When to open the viewer
- Before editing a shared file — check Risks for dependents and co-change partners.
- To find repo lore — search the Memory page by file, feature, bug, or command.
- To inspect why an agent recalled something — follow memory-to-code links from the Graph.
- Before merging — clear the Review queue, including distillable session learnings that should become memory.
- Before quoting benchmark numbers — check Quality/Benchmark for proof commands, thresholds, and next actions.
- To diagnose generation quality — open the Artifacts diagnostics link.

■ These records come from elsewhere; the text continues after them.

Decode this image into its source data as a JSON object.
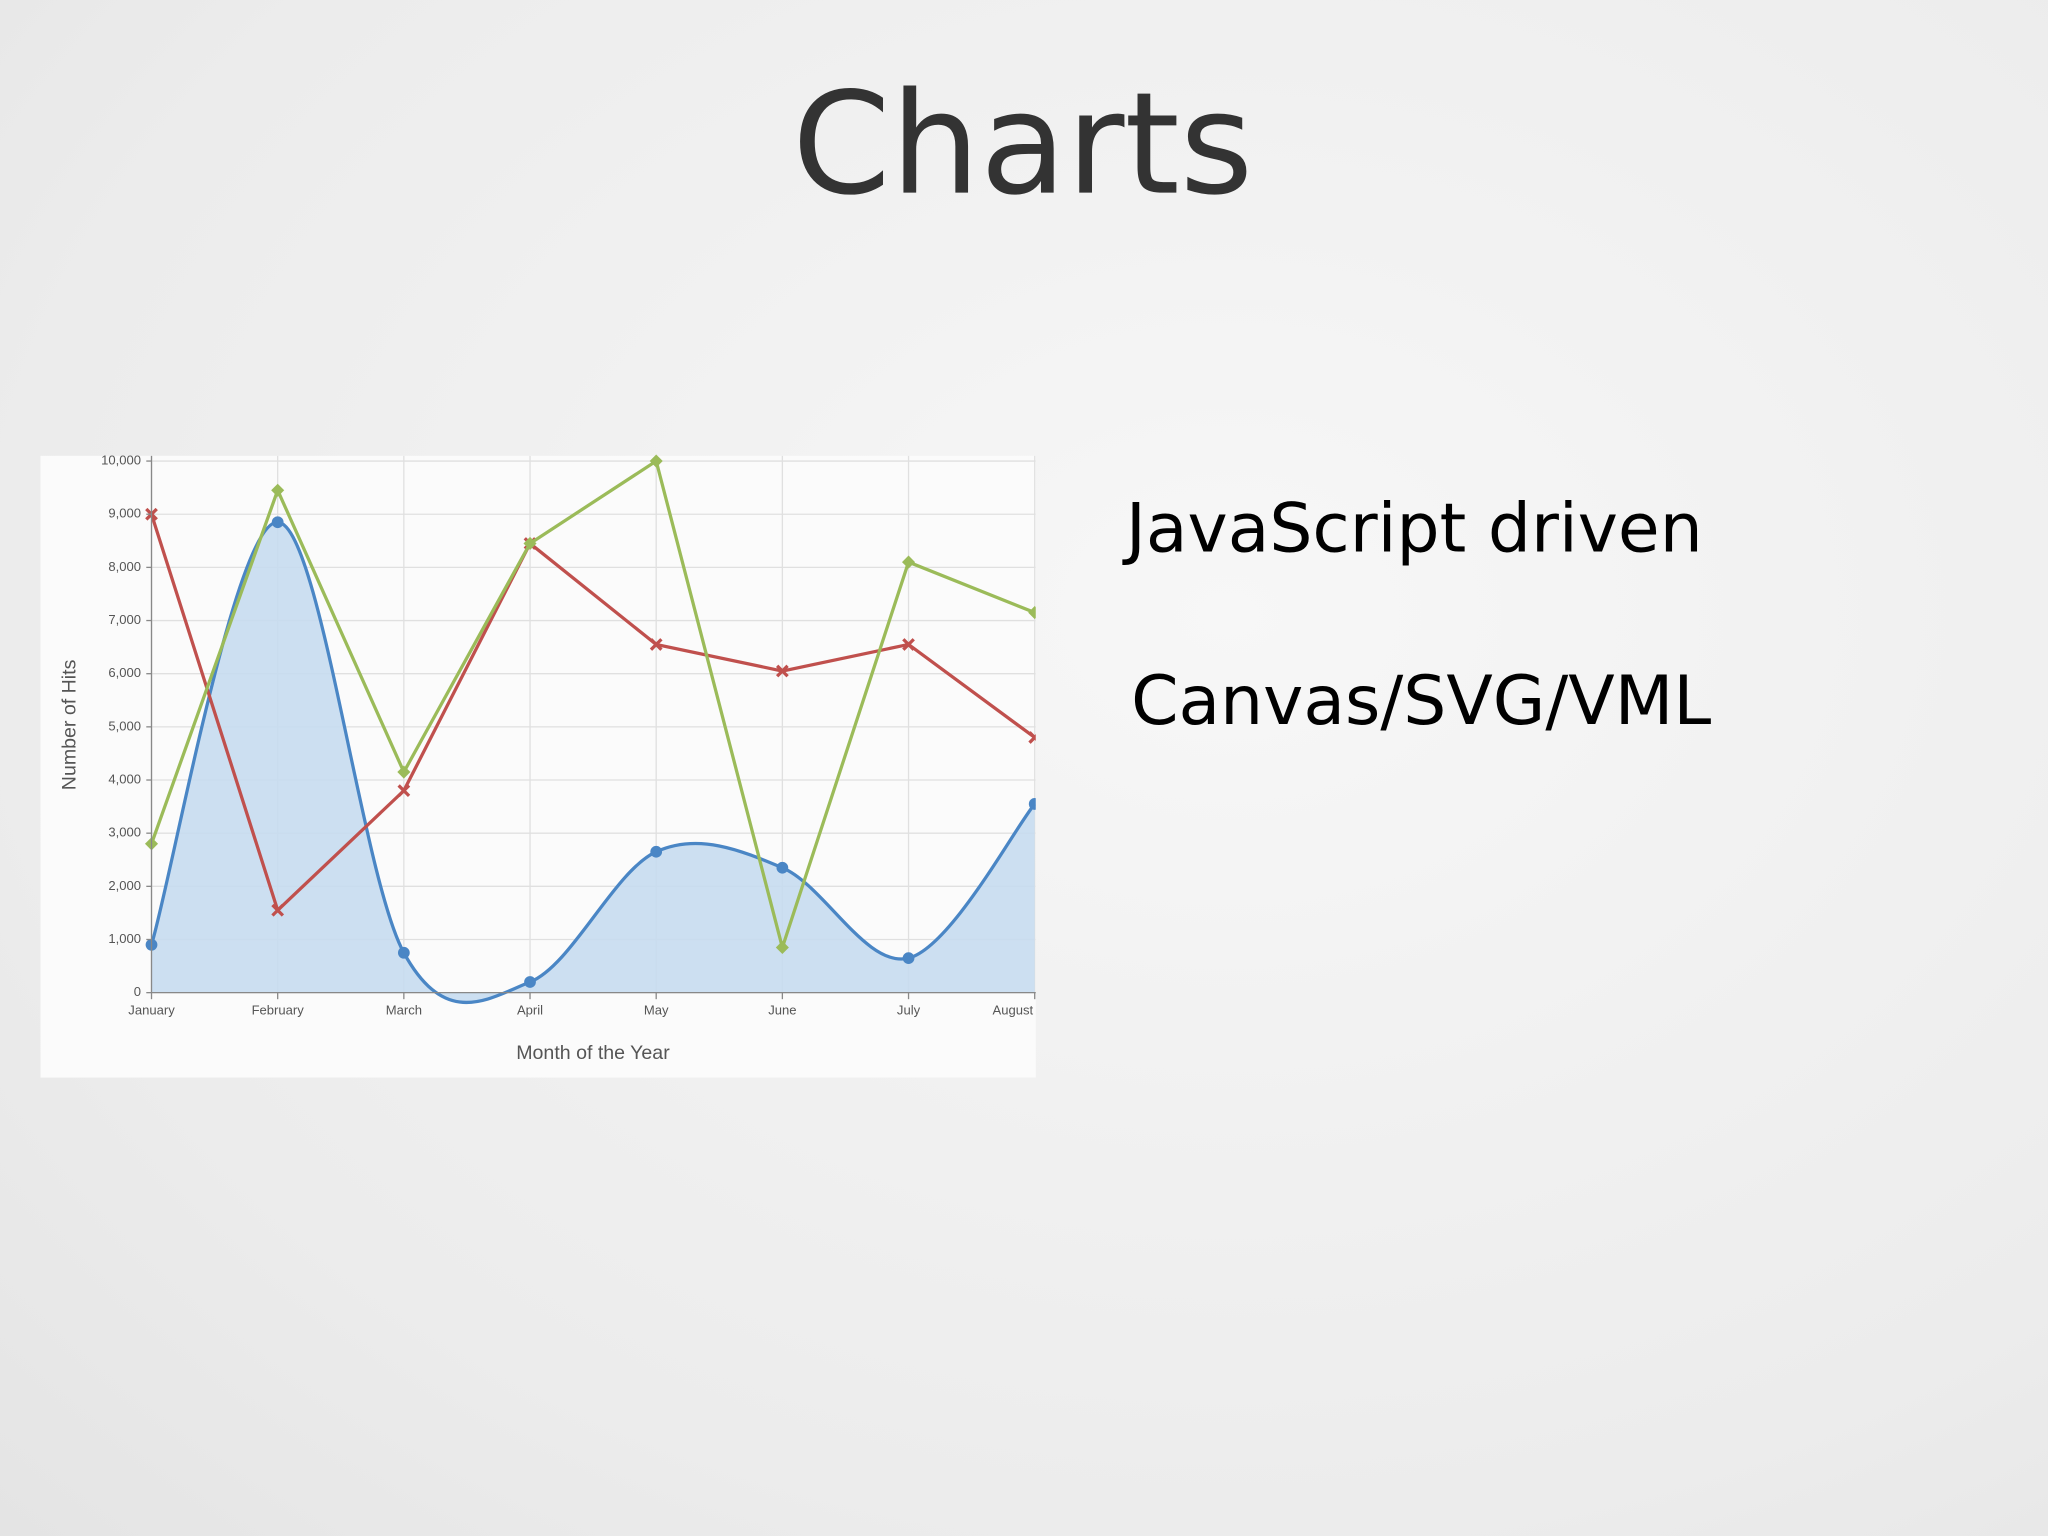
{
  "title": "Charts",
  "bullets": [
    "JavaScript driven",
    "Canvas/SVG/VML"
  ],
  "chart_data": {
    "type": "line",
    "x_label": "Month of the Year",
    "y_label": "Number of Hits",
    "categories": [
      "January",
      "February",
      "March",
      "April",
      "May",
      "June",
      "July",
      "August"
    ],
    "series": [
      {
        "color": "#4a86c5",
        "style": "area-spline",
        "marker": "circle",
        "values": [
          900,
          8850,
          750,
          200,
          2650,
          2350,
          650,
          3550
        ]
      },
      {
        "color": "#c0504d",
        "style": "line",
        "marker": "x",
        "values": [
          9000,
          1550,
          3800,
          8450,
          6550,
          6050,
          6550,
          4800
        ]
      },
      {
        "color": "#9bbb59",
        "style": "line",
        "marker": "diamond",
        "values": [
          2800,
          9450,
          4150,
          8450,
          10000,
          850,
          8100,
          7150
        ]
      }
    ],
    "ylim": [
      0,
      10000
    ],
    "yticks": [
      0,
      {
        "value": 1000,
        "label": "1,000"
      },
      {
        "value": 2000,
        "label": "2,000"
      },
      {
        "value": 3000,
        "label": "3,000"
      },
      {
        "value": 4000,
        "label": "4,000"
      },
      {
        "value": 5000,
        "label": "5,000"
      },
      {
        "value": 6000,
        "label": "6,000"
      },
      {
        "value": 7000,
        "label": "7,000"
      },
      {
        "value": 8000,
        "label": "8,000"
      },
      {
        "value": 9000,
        "label": "9,000"
      },
      {
        "value": 10000,
        "label": "10,000"
      }
    ],
    "grid": true
  }
}
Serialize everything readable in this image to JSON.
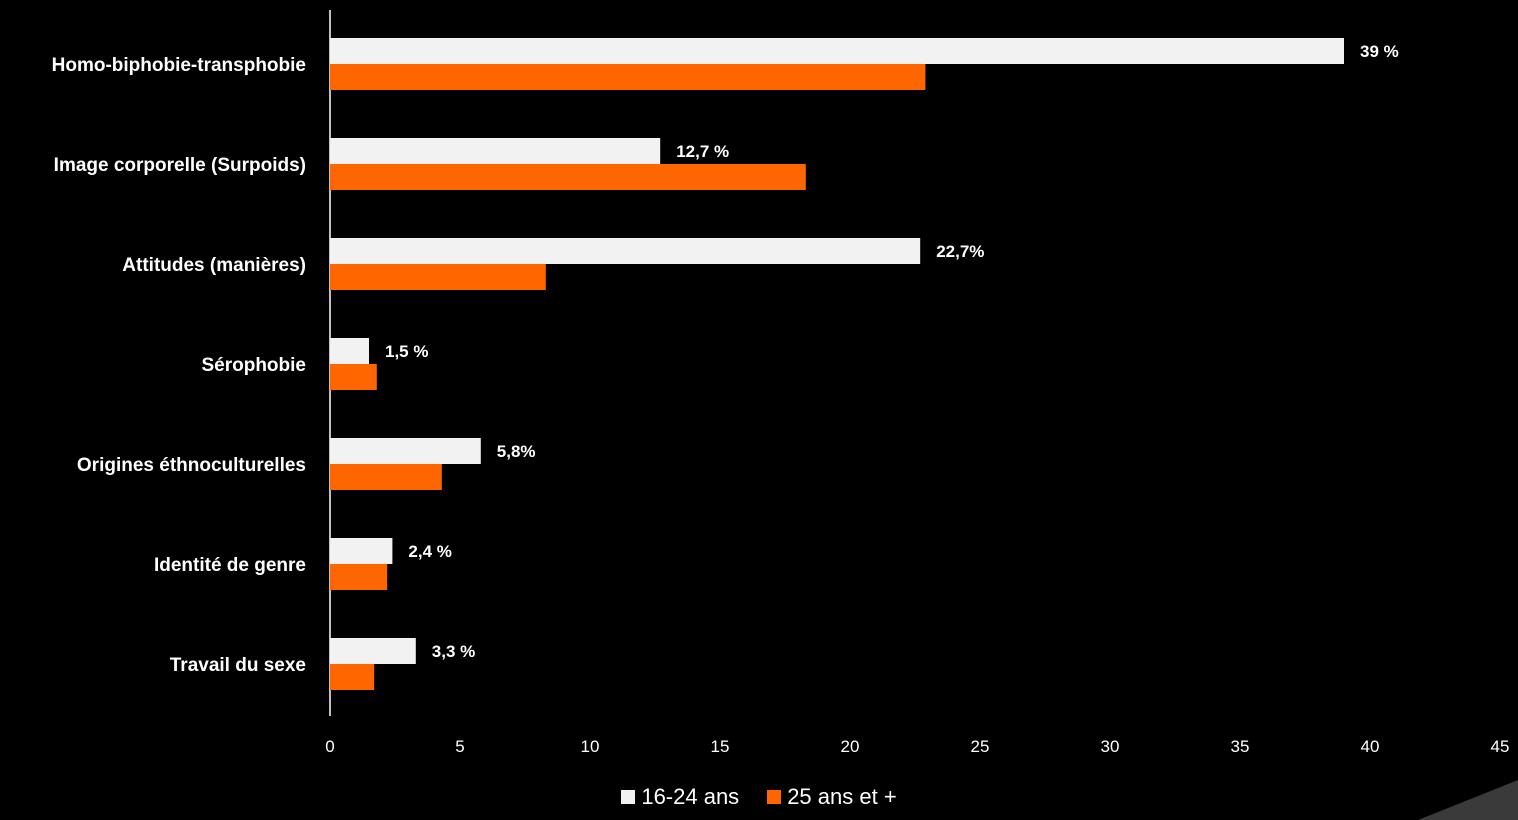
{
  "chart_data": {
    "type": "bar",
    "orientation": "horizontal",
    "categories": [
      "Homo-biphobie-transphobie",
      "Image corporelle (Surpoids)",
      "Attitudes (manières)",
      "Sérophobie",
      "Origines éthnoculturelles",
      "Identité de genre",
      "Travail du sexe"
    ],
    "series": [
      {
        "name": "16-24 ans",
        "color": "#f2f2f2",
        "values": [
          39,
          12.7,
          22.7,
          1.5,
          5.8,
          2.4,
          3.3
        ],
        "labels": [
          "39 %",
          "12,7 %",
          "22,7%",
          "1,5 %",
          "5,8%",
          "2,4 %",
          "3,3 %"
        ]
      },
      {
        "name": "25 ans et +",
        "color": "#ff6600",
        "values": [
          22.9,
          18.3,
          8.3,
          1.8,
          4.3,
          2.2,
          1.7
        ]
      }
    ],
    "xlim": [
      0,
      45
    ],
    "xticks": [
      "0",
      "5",
      "10",
      "15",
      "20",
      "25",
      "30",
      "35",
      "40",
      "45"
    ],
    "grid": false,
    "legend_position": "bottom-center"
  },
  "background_color": "#000000"
}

The local viewer is preferred for real repos because it loads active artifacts and reports automatically.
Privacy and trust
Kage is collaborative because repo memory travels with the repository and can be reviewed like code. Sharing outside the repo is explicit and human-gated.
Repo-local (default)
Packets, graphs, reports, and metrics stay under .agent_memory/. No external service is contacted for normal recall.
Org / global / public
Promotion needs explicit review commands. Repo-local memory wins when context conflicts. Treat public/community content as advisory.
Capture safety
Capture scans for obvious secrets and PII before writing. Do not store credentials, customer data, or private URLs in packets.
Reviewable changes
Memory packets are JSON. Branch changes can be summarized with kage propose --from-diff and checked with kage pr check.
Troubleshooting
Agent does not call Kage
Verify setup and restart the agent.
kage setup verify-agent --agent codex --project . kage doctor --project .
Recall returns stale or wrong memory
Mark the packet, refresh, and review the inbox.
kage feedback --project . --packet <packet-id> --kind stale kage inbox --project . --json
Viewer has no graph
Launch from the repo or open the hosted viewer with graph/code/metrics URL params.
kage viewer --project .
Refresh is slow
Check cache hits, indexable files, ignored files, and parser coverage before forcing a full rebuild.
kage metrics --project . --json kage audit --project . --json
Node version error
Kage requires Node 18 or newer. Check with node --version and upgrade if needed.